Year Released: 2001
MPAA Rating: Unrated
Running Time: 98 minutes
Click to Expand Credits:
Jesus Nebot pulls off the impossible task of not only being the writer, director, producer, and star of the film “No Turning Back,” but makes it all work into a satisfying and socially conscious film as well.
“No Turning Back” throws us right into the world of Pablo, a former English teacher from Honduras who is now working in the fields of Southern California. While rushing to pick up his daughter, he accidentally runs over a young girl. Frightened and confused because he has no license and is an illegal immigrant, Pablo attempts to high tail it to the border with his young daughter and Solid, a guerilla journalist, who agrees to help only if she can tape the events for a harsh, yet truthful documentary.
Jesus Nebot is unquestionably the glue that holds this film together. It’s hard to have any sympathy for someone who runs over a small child and then deserts their responsibilities, but Nebot plays Pablo with such intensity not to mention compassion for his ultimate responsibility, his daughter, that we tend to sometimes overlook the error of his ways. This makes not only great acting, but also great directing by Nebot who shares credit with the also talented Julia Montejo. One should not forget Actress Lindsay Price’s role of Solid, the doc filmmaker, shooting Pablo’s run to freedom. Arrogant, yet sympathetic to the larger cause, her performance plays a good yin to the yang of Nebot’s.
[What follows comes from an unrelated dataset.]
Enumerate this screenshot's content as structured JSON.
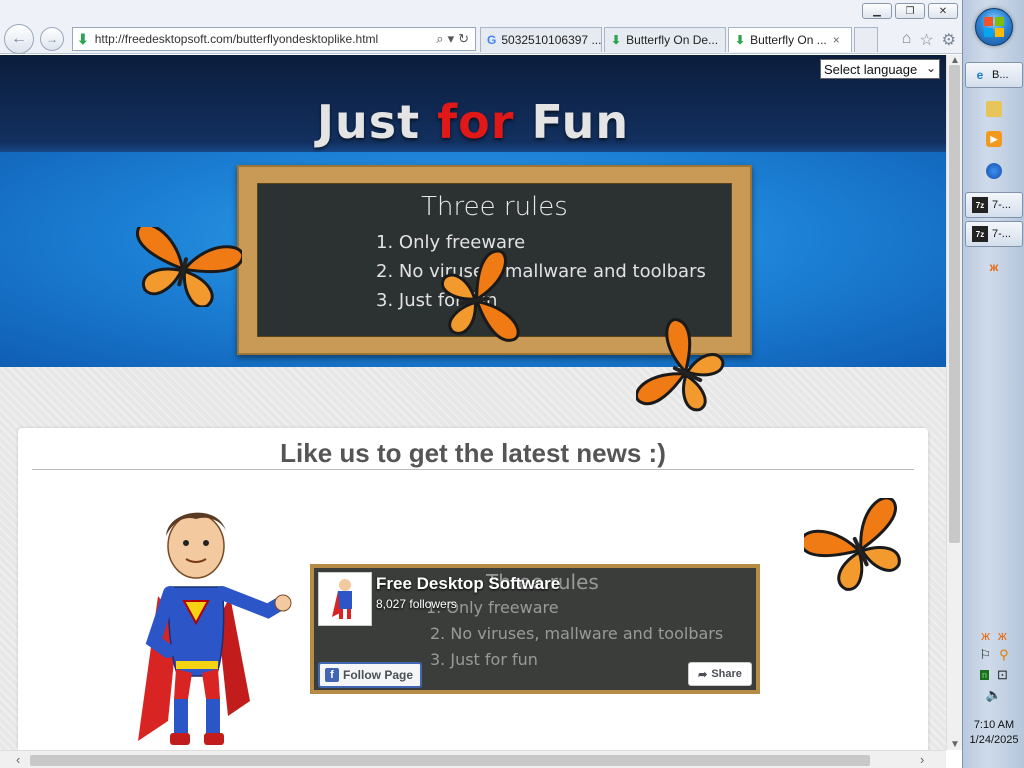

The film also tackles the issues of immigration and how we deal with the situation of citizenship in the U.S.. The fact is Pablo IS an illegal immigrant who has killed a small child, yet he has the responsibility of his daughter to contend with. In the end, who is Pablo really? A responsible and loving parent or a lawbreaker running from his mistakes? Again, hats off to Nebot for creating a piece of filmmaking that contains no easy answers for the audience and stirs the pot for debate.
The movie is based on real events about an amateur documentary filmmaker that showed footage of similar events to Nebot while looking for material to direct. One can only imagine the real events that happened and what the end result really was. In the case of “No Turning Back,” its conclusions are really its only flaw. Its final moments seem too contrived and even though we leave the film on a happy note, it would have been better suited to leave on a more realistic one.
Even still, “No Turning Back” is a compelling piece from these first time filmmakers. With juggling so many hats for an independent film, Nebot along with director/writer Julia Montejo manage to pull out all the stops and create a compelling drama with a little social message for good taste.